Shaqued Morag is the Executive Director of the Peace Now movement. Morag is a seasoned political and social activist. She served until recently in senior positions in the Meretz party, including as the party’s interim secretary-general after Mossi Raz became a Member of Knesset, and as parliamentary adviser to MK Michal Rozin. Previously, she served as the community coordinator in Jerusalem for Mahapach-Taghir, a grassroots Israeli Jewish-Palestinian organization for social change, where she is now a member of the Executive Committee.
Yehuda Shaul was born and raised in Jerusalem in an ultra-Orthodox family and graduated from a yeshiva high school in an Israeli settlement in the West Bank.
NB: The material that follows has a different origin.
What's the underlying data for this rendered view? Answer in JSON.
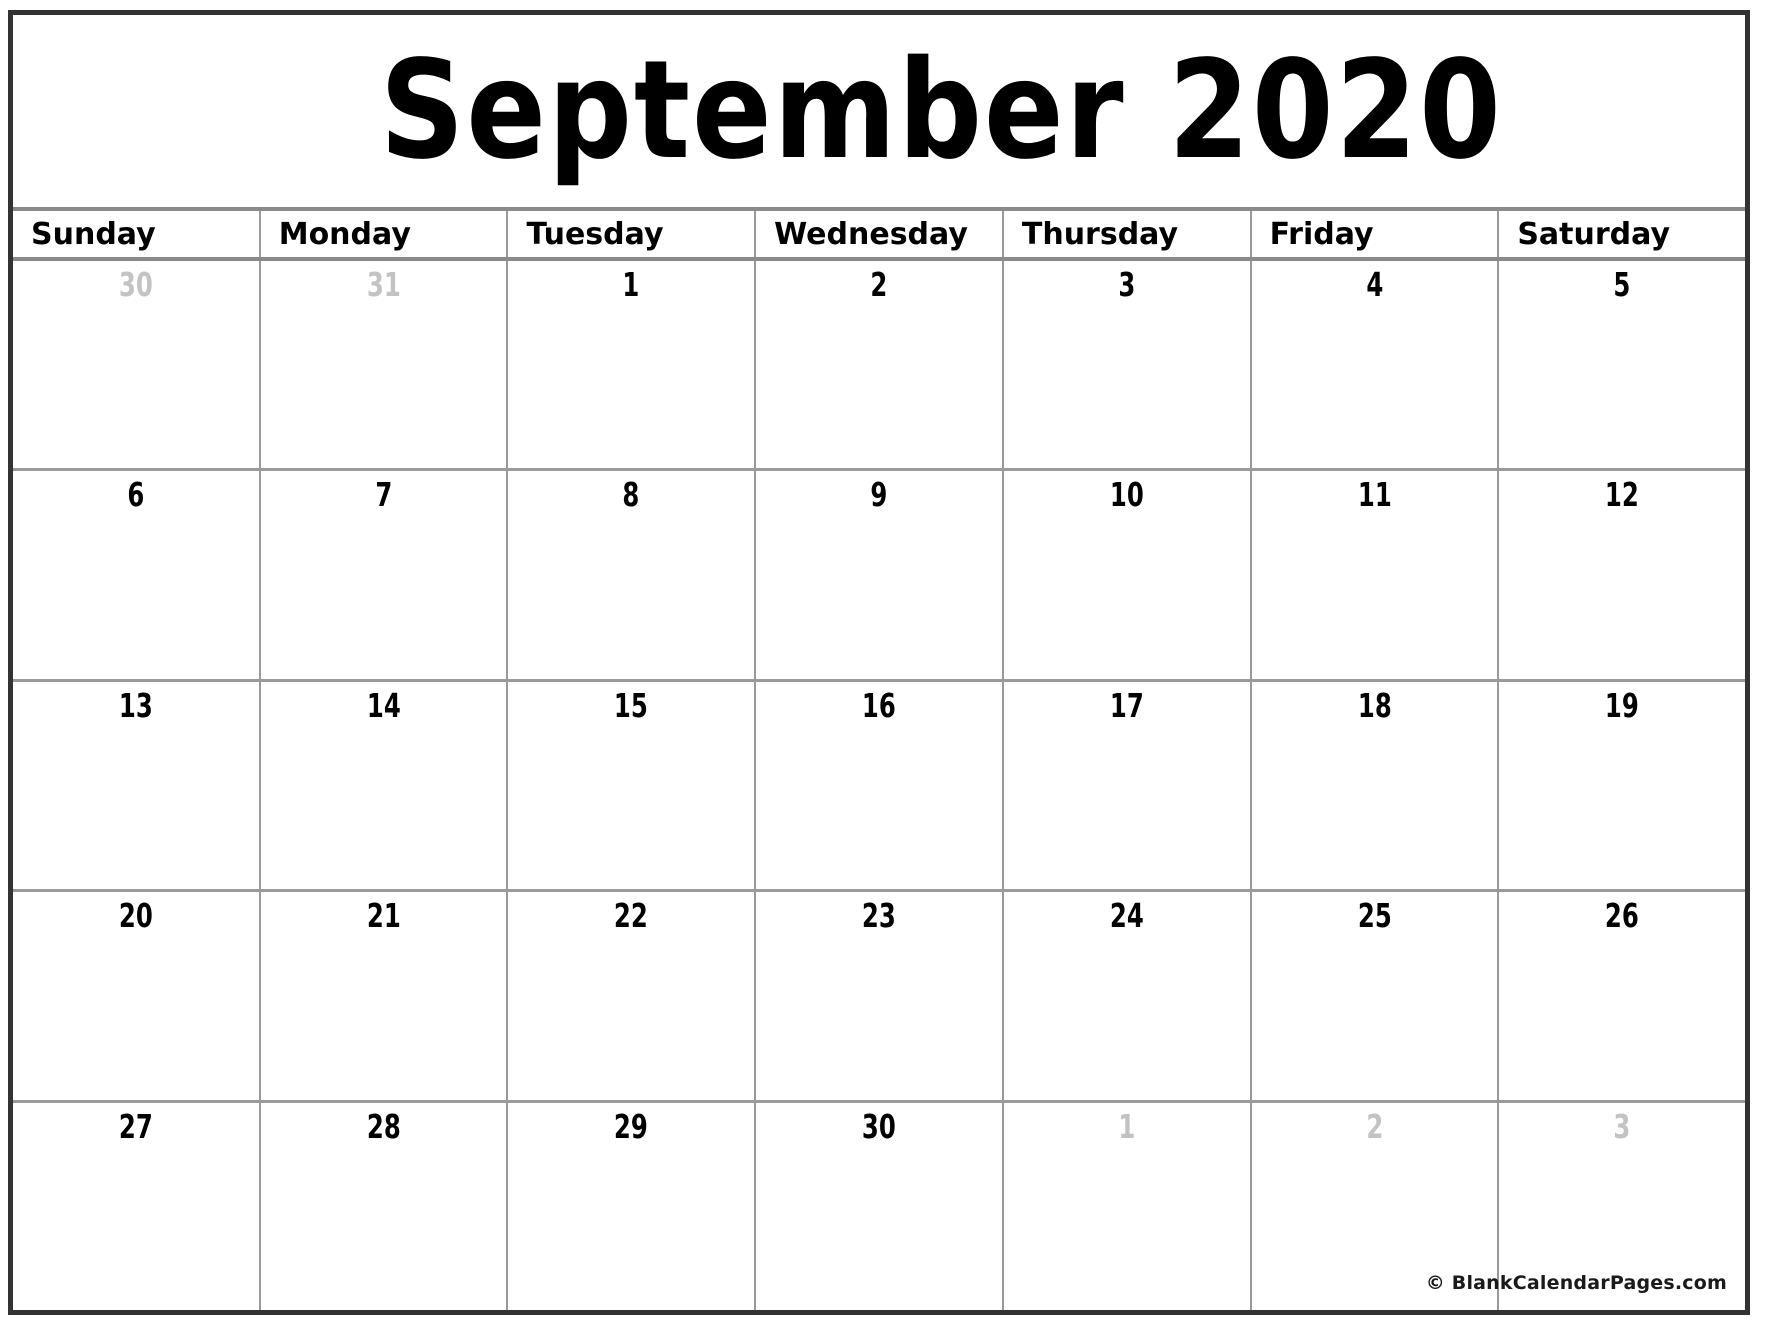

He served in the IDF as a commander and deputy company sergeant in the 50th battalion of the Nahal Brigade from 2001 to 2004, in the West Bank towns of Bethlehem and Hebron. Shaul founded Breaking the Silence in 2004 with a group of fellow veterans.
Lara Friedman (co-host), Foundation for Middle East Peace
Lara Friedman is the president of FMEP and a former U.S. Foreign Service Officer. With more than 25 years working in the Middle East foreign policy arena, Friedman is a leading authority on U.S. foreign policy in the Middle East, with particular expertise on the Israeli-Arab conflict, Israeli settlements, Jerusalem, and the role of the U.S. Congress. She is published widely in the U.S. and international press and is regularly consulted by members of Congress and their staffs, by Washington-based diplomats, by policy-makers in capitals around the world, and by journalists in the U.S. and abroad.
Khaled Elgindy, (co-host), the Middle East Institute
Khaled Elgindy is senior fellow and director of the Program on Palestine and Palestinian-Israeli Affairs at MEI. He is the author of the newly released book, Blind Spot: America and the Palestinians, from Balfour to Trump (Brookings Institution Press, April 2019). Elgindy previously served as a fellow in the Foreign Policy program at the Brookings Institution from 2010 through 2018. Prior to arriving at Brookings, he served as an adviser to the Palestinian leadership in Ramallah on permanent status negotiations with Israel from 2004 to 2009, and was a key participant in the Annapolis negotiations of 2007-08. Elgindy is also an adjunct instructor in Arab Studies at Georgetown University.